In other words, you don't need to create/repeat the same permissions and middlewares (common to both) across every instance. They can be applied globally from the top main Esmerald object.

from pydantic import BaseModel, EmailStr

from esmerald import (
    APIView,
    ChildEsmerald,
    Esmerald,
    Gateway,
    Include,
    Request,
    WebSocket,
    WebSocketGateway,
    get,
    post,
    settings,
    websocket,
)
from esmerald.config.jwt import JWTConfig
from esmerald.contrib.auth.saffier.base_user import User
from esmerald.exceptions import NotAuthorized
from esmerald.middleware.authentication import AuthResult, BaseAuthMiddleware
from esmerald.permissions import IsAdminUser
from esmerald.security.jwt.token import Token
from lilya._internal._connection import Connection
from lilya.middleware import DefineMiddleware as LilyaMiddleware
from lilya.types import ASGIApp
from saffier.exceptions import ObjectNotFound


class JWTAuthMiddleware(BaseAuthMiddleware):
    def __init__(self, app: "ASGIApp", config: "JWTConfig"):
        super().__init__(app)
        self.app = app
        self.config = config

    async def retrieve_user(self, user_id) -> User:
        try:
            return await User.get(pk=user_id)
        except ObjectNotFound:
            raise NotAuthorized()

    async def authenticate(self, request: Connection) -> AuthResult:
        token = request.headers.get(self.config.api_key_header)

        if not token:
            raise NotAuthorized("JWT token not found.")

        token = Token.decode(
            token=token, key=self.config.signing_key, algorithm=self.config.algorithm
        )

        user = await self.retrieve_user(token.sub)
        return AuthResult(user=user)


class IsAdmin(IsAdminUser):
    def is_user_staff(self, request: "Request") -> bool:
        """
        Add logic to verify if a user is staff
        """


@get()
async def home() -> None: ...


@get("/me")
async def me(request: Request) -> str:
    return "Hello, world!"


@websocket(path="/ws")
async def websocket_endpoint_include(socket: WebSocket) -> None:
    await socket.accept()
    await socket.send_text("Hello, new world!")
    await socket.close()


class User(BaseModel):
    name: str
    email: EmailStr
    password: str


class UserApiView(APIView):
    path = "/users"

    @post("/create")
    async def create_user(self, data: User, request: Request) -> None: ...

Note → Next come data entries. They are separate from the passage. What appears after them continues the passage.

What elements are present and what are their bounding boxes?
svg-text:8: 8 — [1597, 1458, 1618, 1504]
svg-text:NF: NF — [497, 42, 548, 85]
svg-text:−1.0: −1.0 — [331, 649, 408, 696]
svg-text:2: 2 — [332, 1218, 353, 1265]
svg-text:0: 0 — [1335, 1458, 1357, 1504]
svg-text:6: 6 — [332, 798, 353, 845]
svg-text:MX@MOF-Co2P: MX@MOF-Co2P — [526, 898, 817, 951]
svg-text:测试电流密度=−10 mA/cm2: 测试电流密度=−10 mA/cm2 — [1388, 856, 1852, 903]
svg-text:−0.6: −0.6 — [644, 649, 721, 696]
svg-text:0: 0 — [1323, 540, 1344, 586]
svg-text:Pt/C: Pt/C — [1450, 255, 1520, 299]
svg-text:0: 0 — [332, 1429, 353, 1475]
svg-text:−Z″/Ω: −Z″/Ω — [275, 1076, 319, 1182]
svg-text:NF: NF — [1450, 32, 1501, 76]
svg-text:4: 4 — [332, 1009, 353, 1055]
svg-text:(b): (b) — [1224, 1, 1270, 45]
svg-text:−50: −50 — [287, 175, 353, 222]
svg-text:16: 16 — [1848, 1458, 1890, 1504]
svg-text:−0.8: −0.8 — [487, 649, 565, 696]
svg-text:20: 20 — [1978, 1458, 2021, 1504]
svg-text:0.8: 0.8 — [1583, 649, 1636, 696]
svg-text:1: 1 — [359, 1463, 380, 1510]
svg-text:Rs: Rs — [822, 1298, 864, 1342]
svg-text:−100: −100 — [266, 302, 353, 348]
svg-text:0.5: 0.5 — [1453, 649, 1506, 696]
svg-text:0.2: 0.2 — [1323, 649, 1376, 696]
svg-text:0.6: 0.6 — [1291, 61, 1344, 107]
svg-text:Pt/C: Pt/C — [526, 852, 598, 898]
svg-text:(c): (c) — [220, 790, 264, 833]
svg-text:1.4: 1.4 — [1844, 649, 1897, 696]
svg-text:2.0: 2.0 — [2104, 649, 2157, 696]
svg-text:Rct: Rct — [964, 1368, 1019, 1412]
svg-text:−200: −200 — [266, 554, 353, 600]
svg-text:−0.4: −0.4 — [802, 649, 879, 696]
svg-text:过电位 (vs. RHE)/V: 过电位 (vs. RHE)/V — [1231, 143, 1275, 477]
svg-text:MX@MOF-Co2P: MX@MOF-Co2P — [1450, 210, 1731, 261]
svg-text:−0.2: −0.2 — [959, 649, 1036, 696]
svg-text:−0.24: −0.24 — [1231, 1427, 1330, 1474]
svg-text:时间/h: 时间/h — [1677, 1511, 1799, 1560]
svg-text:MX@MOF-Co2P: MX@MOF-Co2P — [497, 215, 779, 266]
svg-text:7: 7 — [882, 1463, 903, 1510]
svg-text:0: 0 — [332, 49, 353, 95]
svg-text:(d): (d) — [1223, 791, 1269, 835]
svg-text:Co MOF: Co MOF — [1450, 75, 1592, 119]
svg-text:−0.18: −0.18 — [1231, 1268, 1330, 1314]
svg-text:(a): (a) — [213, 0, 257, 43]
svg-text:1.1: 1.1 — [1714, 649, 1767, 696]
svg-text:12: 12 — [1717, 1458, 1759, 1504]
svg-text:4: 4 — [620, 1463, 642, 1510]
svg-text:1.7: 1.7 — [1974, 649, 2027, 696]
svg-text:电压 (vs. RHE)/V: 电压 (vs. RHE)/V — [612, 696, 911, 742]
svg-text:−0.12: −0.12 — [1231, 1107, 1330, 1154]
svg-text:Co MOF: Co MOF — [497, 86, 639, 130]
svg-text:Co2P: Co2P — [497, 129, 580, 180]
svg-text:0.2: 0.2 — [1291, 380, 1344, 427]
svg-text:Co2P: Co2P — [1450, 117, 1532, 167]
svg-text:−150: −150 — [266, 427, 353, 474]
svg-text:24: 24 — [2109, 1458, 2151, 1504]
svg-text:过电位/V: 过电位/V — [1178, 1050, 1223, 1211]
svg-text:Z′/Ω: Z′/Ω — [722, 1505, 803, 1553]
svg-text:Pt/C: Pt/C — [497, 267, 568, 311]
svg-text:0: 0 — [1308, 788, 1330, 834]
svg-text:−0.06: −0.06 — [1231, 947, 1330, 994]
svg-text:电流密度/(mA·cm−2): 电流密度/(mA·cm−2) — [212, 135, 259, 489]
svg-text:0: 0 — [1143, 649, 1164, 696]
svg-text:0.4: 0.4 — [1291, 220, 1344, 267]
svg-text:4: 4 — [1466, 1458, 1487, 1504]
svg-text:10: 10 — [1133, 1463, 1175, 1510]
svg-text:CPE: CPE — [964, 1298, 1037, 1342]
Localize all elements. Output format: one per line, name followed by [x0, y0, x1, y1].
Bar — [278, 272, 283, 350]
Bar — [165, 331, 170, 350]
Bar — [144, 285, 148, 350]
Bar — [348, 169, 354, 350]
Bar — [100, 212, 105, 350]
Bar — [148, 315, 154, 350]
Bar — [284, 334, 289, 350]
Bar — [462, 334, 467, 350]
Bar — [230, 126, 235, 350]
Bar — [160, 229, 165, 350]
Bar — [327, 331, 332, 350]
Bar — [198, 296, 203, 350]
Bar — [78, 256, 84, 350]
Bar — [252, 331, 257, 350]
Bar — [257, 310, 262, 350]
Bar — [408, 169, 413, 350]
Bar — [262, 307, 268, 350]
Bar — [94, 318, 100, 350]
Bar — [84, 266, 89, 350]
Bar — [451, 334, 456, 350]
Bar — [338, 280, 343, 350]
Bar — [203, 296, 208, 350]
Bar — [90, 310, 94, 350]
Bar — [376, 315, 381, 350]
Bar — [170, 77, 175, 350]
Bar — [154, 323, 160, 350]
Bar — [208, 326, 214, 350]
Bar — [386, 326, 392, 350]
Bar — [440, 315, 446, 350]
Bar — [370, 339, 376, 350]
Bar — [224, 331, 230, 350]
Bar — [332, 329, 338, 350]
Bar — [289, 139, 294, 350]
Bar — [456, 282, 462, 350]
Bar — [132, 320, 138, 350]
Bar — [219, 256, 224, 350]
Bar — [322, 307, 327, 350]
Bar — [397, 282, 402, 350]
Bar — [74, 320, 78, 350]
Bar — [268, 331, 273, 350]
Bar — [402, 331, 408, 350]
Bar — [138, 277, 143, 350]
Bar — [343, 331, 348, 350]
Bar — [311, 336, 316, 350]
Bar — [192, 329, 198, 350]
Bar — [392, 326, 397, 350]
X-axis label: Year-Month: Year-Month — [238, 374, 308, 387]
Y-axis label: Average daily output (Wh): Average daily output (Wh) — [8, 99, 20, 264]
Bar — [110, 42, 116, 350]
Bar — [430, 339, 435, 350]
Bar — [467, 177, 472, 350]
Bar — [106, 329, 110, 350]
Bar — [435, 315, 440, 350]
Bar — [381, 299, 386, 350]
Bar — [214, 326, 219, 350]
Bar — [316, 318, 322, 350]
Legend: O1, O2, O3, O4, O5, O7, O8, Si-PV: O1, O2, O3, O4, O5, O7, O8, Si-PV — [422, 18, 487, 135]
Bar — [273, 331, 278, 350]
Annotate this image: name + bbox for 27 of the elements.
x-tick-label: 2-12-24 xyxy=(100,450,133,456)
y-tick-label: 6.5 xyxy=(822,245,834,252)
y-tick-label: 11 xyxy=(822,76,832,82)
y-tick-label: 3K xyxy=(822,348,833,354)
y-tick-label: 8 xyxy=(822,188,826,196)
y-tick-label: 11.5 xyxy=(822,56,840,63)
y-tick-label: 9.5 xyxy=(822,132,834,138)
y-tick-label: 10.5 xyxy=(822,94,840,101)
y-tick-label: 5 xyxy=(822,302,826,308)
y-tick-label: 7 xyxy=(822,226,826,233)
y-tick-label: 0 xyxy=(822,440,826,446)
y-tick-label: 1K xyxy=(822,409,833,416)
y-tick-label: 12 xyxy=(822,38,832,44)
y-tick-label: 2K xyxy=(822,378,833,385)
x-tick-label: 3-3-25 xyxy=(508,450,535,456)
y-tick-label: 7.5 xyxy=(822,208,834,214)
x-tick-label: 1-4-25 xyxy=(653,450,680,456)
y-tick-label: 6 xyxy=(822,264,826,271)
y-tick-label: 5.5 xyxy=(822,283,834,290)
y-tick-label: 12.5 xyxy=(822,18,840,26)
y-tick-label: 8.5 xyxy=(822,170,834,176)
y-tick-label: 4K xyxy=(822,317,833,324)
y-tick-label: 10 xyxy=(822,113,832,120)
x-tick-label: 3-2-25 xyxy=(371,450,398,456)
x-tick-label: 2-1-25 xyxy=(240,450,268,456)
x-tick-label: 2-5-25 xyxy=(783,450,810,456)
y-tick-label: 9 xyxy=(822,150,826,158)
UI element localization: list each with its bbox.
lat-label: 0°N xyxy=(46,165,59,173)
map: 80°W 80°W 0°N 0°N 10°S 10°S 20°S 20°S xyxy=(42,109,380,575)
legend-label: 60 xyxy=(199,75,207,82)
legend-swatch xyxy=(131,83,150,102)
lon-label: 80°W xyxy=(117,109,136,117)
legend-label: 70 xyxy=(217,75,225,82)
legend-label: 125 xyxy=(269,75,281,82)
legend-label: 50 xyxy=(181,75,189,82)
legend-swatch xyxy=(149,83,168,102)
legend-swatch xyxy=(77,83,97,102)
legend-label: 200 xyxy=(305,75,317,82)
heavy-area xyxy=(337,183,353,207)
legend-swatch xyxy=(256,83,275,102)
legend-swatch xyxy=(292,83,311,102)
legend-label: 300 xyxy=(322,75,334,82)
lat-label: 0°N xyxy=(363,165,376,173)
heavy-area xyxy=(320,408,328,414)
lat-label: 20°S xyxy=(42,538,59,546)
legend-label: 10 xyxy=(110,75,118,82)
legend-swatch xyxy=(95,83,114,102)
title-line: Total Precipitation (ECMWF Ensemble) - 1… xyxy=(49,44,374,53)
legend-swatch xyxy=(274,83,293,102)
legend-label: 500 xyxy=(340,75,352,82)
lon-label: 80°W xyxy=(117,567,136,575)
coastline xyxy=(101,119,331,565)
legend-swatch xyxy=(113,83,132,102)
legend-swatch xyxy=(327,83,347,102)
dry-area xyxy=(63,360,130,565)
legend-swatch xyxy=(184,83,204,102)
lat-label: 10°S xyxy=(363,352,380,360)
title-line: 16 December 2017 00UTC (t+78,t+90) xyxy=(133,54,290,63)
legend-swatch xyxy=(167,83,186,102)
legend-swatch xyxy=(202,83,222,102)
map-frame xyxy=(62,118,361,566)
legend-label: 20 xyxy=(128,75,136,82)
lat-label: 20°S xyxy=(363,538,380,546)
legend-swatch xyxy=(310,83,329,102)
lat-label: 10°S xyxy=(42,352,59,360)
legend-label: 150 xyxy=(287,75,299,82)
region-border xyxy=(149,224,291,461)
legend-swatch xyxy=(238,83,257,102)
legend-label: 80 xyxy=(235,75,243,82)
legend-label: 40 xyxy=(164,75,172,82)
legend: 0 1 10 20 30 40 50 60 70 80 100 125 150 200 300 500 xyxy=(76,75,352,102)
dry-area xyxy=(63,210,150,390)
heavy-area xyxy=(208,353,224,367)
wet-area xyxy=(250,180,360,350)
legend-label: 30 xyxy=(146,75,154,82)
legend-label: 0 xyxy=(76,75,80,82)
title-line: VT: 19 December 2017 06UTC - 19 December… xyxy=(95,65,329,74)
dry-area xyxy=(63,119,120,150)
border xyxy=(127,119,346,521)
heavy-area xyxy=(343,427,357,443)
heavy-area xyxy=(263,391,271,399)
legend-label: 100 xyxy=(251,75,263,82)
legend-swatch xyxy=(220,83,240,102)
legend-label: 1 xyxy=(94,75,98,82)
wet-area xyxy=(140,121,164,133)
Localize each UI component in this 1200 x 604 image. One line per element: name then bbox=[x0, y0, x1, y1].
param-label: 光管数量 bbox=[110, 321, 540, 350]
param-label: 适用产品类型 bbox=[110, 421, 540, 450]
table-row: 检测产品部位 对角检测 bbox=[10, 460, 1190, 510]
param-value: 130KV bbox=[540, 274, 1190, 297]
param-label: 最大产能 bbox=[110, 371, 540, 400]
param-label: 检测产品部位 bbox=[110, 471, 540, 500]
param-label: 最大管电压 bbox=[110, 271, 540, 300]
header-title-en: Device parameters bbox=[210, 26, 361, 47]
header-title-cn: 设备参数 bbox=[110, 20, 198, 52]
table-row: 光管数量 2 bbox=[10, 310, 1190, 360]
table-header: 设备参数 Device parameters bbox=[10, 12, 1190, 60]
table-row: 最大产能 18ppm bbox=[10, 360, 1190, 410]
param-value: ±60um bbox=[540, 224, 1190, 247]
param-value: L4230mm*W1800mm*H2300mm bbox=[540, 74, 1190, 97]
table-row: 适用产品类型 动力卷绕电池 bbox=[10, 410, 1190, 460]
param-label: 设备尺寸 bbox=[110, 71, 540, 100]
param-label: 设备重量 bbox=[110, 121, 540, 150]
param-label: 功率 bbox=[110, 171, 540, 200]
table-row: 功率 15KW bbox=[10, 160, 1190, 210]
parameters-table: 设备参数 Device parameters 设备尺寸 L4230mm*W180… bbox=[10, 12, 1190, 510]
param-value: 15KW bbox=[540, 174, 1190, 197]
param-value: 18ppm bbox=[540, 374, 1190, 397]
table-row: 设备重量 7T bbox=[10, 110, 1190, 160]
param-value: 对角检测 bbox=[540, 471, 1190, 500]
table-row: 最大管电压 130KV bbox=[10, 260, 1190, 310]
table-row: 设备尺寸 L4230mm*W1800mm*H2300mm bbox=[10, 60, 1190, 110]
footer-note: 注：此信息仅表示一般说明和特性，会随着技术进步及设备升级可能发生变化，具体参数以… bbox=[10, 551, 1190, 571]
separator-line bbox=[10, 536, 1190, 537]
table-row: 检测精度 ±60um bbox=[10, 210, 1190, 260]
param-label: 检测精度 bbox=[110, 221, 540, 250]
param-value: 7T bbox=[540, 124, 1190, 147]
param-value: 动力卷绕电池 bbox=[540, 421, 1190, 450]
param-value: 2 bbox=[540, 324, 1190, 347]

    @websocket(path="/ws")
    async def websocket_endpoint(self, socket: WebSocket) -> None:
        await socket.accept()
        await socket.send_text("Hello, world!")
        await socket.close()


child_esmerald = ChildEsmerald(
    routes=[Gateway("/home", handler=home), Gateway(handler=UserApiView)]
)

jwt_config = JWTConfig(
    signing_key=settings.secret_key,
)


app = Esmerald(
    routes=[
        Include(
            "/",
            routes=[
                Gateway(handler=me),
                WebSocketGateway(handler=websocket_endpoint_include),
                Include("/admin", child_esmerald),
            ],
        )
    ],
    permissions=[IsAdmin],
    middleware=[LilyaMiddleware(JWTAuthMiddleware, config=jwt_config)],
)

Notes

The example given is intentionally big and "complex" simply to show that even with that complexity in place, the middleware and permissions remained global to the whole application without the need to implement on both Esmerald and ChildEsmerald.